AGI - La Tunisie continue de s’affirmer comme l’un des principaux partenaires de l’Italie dans le cadre de la coopération euro-méditerranéenne. Quelques jours avant l’ouverture du Forum économique et entrepreneurial italo-tunisien prévu à Tunis, la région italienne de Calabre a annoncé le lancement d’un ambitieux projet de formation professionnelle et universitaire destiné à renforcer les liens entre les deux rives de la Méditerranée et à répondre aux besoins croissants du marché du travail.
Doté d’un budget supérieur à 7,4 millions d’euros et prévu pour une durée de trois ans, le programme, baptisé "Hub de formation en Tunisie – une coopération entre pairs", est financé par le ministère italien des Affaires étrangères à travers l’Agence italienne pour la coopération au développement (Aics), avec la participation de la Région Calabre et de plusieurs partenaires institutionnels.
Le projet prévoit la création d’une structure permanente dans le gouvernorat de Tunis, conçue comme une plateforme de coopération entre universités, centres de formation, entreprises et services de l’emploi.

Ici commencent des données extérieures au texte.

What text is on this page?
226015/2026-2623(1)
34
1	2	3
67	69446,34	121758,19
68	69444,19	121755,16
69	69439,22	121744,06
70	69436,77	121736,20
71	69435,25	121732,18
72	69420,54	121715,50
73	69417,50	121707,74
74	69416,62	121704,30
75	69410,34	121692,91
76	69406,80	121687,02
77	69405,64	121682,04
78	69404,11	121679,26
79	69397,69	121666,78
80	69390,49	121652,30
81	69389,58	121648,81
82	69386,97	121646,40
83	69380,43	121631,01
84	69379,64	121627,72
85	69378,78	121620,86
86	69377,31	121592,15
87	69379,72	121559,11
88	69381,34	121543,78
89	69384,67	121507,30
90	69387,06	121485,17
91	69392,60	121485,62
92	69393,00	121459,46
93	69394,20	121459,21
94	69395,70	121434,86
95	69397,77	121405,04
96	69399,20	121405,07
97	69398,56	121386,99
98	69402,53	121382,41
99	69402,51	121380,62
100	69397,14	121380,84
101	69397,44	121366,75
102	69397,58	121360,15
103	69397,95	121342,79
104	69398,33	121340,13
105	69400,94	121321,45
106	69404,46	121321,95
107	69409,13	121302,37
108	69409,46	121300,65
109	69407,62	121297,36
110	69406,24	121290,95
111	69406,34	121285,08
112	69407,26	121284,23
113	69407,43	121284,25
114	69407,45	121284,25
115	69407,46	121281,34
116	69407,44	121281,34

L’objectif est de développer les compétences professionnelles et académiques tout en facilitant l’insertion des jeunes dans le monde du travail. Plus de 3.100 bénéficiaires directs sont attendus, parmi lesquels des étudiants, des jeunes diplômés, des femmes, des formateurs et des professionnels du secteur éducatif tunisien. L’initiative vise à soutenir le développement socio-économique local tout en répondant à des besoins de plus en plus pressants du marché du travail italien, confronté à des pénuries de main-d’œuvre dans plusieurs secteurs clés.
Une stratégie méditerranéenne ambitieuse
"La Calabre considère la Méditerranée comme un espace d’opportunités et de développement", a déclaré le président de la Région, Roberto Occhiuto. Selon lui, ce nouvel hub constitue la première étape d’une stratégie plus large visant à renforcer les liens économiques et humains entre le sud de l’Italie et l’Afrique du Nord. Le gouverneur a également évoqué la possibilité de développer à l’avenir des dispositifs inspirés des centres italiens pour l’emploi directement en Tunisie, afin de favoriser des canal réguliers et qualifiés de mobilité professionnelle.
Deux axes de coopération prioritaires
Le programme s’articule autour de deux axes principaux. Le premier concerne la formation professionnelle dans des secteurs où la demande de travailleurs qualifiés demeure élevée, notamment le bâtiment, l’agriculture, l’agroalimentaire, le tourisme et l’hôtellerie. Le second vise à renforcer la coopération universitaire entre établissements tunisiens et calabrais dans des domaines tels que l’ingénierie, les sciences agroalimentaires, les professions de santé et la médiation linguistique.
Un partenariat en pleine évolution
Au-delà de la dimension éducative, l’initiative s’inscrit dans une évolution plus large des relations entre l’Italie et la Tunisie. Face aux défis démographiques et aux tensions sur certains segments du marché du travail européen, Rome cherche à promouvoir des mécanismes de mobilité fondés sur la formation, la qualification et l’adéquation entre l’offre et la demande d’emploi. La Tunisie apparaît aujourd’hui comme un partenaire privilégié de cette stratégie.
La proximité géographique, les liens économiques croissants et l’existence d’un important vivier de jeunes diplômés font du pays un acteur central des nouvelles politiques italiennes en Méditerranée. L’annonce intervient à la veille du Forum économique italo-tunisien qui le 24 et 25 juin réunira à Tunis responsables politiques, institutions et représentants du secteur privé des deux pays. La présence attendue du ministre italien des Affaires étrangères, Antonio Tajani, confirme l’importance accordée par Rome à un partenariat qui dépasse désormais les seuls échanges commerciaux pour s’étendre à la formation, à l’emploi et au développement du capital humain.